John Shirley replies:
Allegory is more something like The Pilgrim's Progress I suppose. It's not quite that on-the-nose symbolic, in that sense and Tolkien didn't want his book interpreted by people according to fashionable political agendas. But because he has disliked allegory doesn't mean there are no symbols in the book. He was so fully-formed and entrenchedly a Christian the symbolism could not but find its way into the fantasy. And to substantiate this read the book The Inklings about him and Lewis and friends...
Dear Locus Online,
Re: David Herter on SF/F Opera
Very good, particularly on Janacek's pair of operas, but the author omits
(has never heard of?) Philip Glass's The Voyage (1992) which premiered at the
Metropolitan Opera on the date of the Columbus centenary and was revived two
seasons later before sliding toward oblivion. (Unfortunately no commercial
recording exists; I have an on-air tape of the premiere performance, internationally
broadcast.) A brilliant opera set in prehistoric past (aliens' space voyage
toward Earth debarks as they are greeted by early humanity), historical past
(Columbus, dreaming on his voyage, has a long, tender exchange with Queen
Isabella, his lover) and future (the aliens among us, now the "space children",
embark for home), the fifty-minute first act, leading to a thunderous,
incantatory finale is the fullest musical realization I know of that which drove the
l940's Astounding.
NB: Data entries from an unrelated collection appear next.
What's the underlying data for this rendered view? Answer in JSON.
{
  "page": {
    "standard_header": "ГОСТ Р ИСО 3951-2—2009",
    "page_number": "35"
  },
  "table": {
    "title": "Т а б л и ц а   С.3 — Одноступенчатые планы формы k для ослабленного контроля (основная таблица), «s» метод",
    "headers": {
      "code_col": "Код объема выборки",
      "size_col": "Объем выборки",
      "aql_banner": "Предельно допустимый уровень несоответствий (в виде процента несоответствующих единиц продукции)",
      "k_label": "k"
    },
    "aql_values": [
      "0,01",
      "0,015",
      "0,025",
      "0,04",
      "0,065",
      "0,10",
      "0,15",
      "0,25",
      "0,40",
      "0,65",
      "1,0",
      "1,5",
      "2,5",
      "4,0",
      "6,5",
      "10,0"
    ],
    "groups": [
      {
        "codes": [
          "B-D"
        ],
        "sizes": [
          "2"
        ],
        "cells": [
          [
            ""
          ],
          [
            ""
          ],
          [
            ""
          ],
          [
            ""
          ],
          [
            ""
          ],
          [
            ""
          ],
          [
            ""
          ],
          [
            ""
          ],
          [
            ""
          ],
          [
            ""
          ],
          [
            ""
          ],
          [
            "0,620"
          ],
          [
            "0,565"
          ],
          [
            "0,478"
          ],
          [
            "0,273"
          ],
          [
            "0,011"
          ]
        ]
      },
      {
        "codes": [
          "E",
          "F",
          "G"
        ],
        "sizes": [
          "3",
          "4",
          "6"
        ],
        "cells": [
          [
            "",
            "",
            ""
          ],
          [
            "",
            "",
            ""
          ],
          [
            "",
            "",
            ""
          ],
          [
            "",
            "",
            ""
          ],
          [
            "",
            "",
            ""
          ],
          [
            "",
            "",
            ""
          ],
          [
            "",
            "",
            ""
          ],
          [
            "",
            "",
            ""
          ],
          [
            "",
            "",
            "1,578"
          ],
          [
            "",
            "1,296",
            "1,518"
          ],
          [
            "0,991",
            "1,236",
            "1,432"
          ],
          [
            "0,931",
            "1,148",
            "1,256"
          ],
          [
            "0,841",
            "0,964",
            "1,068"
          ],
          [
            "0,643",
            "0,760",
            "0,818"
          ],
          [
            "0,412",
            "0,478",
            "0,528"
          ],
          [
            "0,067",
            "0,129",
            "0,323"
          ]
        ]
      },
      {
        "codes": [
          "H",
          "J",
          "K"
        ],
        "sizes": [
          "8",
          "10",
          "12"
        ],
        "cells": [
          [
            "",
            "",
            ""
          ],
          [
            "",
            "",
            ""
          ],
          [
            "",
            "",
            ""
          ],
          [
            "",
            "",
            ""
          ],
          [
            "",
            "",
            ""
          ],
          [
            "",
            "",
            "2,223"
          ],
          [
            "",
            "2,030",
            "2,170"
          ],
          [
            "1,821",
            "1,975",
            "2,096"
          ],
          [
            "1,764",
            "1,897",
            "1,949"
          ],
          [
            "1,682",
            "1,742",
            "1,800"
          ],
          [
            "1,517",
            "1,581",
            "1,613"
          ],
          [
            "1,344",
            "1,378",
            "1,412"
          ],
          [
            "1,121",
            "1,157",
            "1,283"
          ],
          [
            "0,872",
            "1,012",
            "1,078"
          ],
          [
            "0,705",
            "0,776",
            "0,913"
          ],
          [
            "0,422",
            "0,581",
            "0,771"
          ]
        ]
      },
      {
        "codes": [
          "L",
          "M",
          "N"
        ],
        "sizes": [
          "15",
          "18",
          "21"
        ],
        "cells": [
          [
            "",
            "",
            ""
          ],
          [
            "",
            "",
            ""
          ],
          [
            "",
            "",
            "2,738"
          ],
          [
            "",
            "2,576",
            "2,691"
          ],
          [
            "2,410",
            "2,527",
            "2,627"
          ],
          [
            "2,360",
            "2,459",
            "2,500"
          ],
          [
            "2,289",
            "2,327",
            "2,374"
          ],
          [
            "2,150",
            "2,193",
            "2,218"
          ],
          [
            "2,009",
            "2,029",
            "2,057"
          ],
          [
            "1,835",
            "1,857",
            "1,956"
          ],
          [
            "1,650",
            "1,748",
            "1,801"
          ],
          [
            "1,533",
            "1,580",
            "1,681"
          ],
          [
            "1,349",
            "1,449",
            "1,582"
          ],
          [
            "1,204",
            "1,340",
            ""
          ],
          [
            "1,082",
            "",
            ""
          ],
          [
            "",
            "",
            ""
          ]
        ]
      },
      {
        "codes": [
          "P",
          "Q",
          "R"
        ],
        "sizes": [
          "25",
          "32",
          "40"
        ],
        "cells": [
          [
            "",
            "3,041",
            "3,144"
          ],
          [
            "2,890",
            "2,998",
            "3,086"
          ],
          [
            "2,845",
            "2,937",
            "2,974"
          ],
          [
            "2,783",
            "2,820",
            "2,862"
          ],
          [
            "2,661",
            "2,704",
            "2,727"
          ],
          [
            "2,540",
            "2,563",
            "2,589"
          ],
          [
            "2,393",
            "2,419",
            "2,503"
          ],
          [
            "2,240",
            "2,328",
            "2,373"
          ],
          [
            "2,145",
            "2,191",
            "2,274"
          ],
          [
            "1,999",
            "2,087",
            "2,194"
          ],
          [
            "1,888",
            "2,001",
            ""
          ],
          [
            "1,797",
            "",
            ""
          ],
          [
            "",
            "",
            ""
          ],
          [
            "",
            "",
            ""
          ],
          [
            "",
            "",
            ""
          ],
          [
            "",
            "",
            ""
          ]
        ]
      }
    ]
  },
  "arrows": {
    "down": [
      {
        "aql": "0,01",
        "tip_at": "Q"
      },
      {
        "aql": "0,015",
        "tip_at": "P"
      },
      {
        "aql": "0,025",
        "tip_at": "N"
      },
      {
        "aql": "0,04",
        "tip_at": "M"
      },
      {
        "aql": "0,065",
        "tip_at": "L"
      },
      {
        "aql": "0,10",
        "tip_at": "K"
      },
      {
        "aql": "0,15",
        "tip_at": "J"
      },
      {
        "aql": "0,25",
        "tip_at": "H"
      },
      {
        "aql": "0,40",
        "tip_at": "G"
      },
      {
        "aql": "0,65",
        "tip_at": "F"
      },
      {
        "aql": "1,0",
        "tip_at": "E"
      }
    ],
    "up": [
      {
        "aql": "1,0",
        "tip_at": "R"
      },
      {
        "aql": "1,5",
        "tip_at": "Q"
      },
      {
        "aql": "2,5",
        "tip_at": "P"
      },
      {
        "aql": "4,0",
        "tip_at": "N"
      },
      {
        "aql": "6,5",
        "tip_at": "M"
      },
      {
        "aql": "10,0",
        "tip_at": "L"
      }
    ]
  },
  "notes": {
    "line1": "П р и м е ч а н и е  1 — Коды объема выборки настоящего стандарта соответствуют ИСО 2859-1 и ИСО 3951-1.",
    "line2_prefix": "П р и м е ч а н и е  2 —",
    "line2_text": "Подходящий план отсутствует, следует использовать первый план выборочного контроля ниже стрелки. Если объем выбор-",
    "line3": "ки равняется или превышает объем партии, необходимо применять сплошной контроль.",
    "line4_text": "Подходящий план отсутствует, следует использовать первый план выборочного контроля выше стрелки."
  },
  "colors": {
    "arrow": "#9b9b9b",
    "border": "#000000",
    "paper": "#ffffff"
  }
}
I wrote of the opera in a Magazine of Fantasy & Science
Fiction "Curiosities" piece published a few years ago and I will be its advocate as
long as I live.
Barry N. Malzberg
Stephen Baxter, in his review of Where is Everybody? (August issue, page 44) touches, in his discussion of the Fermi Paradox, on the famous Drake Equation, which seeks to quantify alien civilizations. Recent lunar study may, however, drastically change the Drake "magic number", since it now seems that intelligent life may be impossible without the equivalent of an Earth-moon system, which brings orbital and weather stability (as well as the benefits of tidal effects) to what would otherwise be an environmentally out of control planet. It may turn out that another factor to the equation, fm (for the fraction of planets with a moon of a certain size and within a certain distance of its parent to provide this stability) needs to be added to the Drake equation. Given that research now indicates that the moon in all probability was formed after the collision with Earth of a Mars-sized object, we may be more unique than we'd hoped.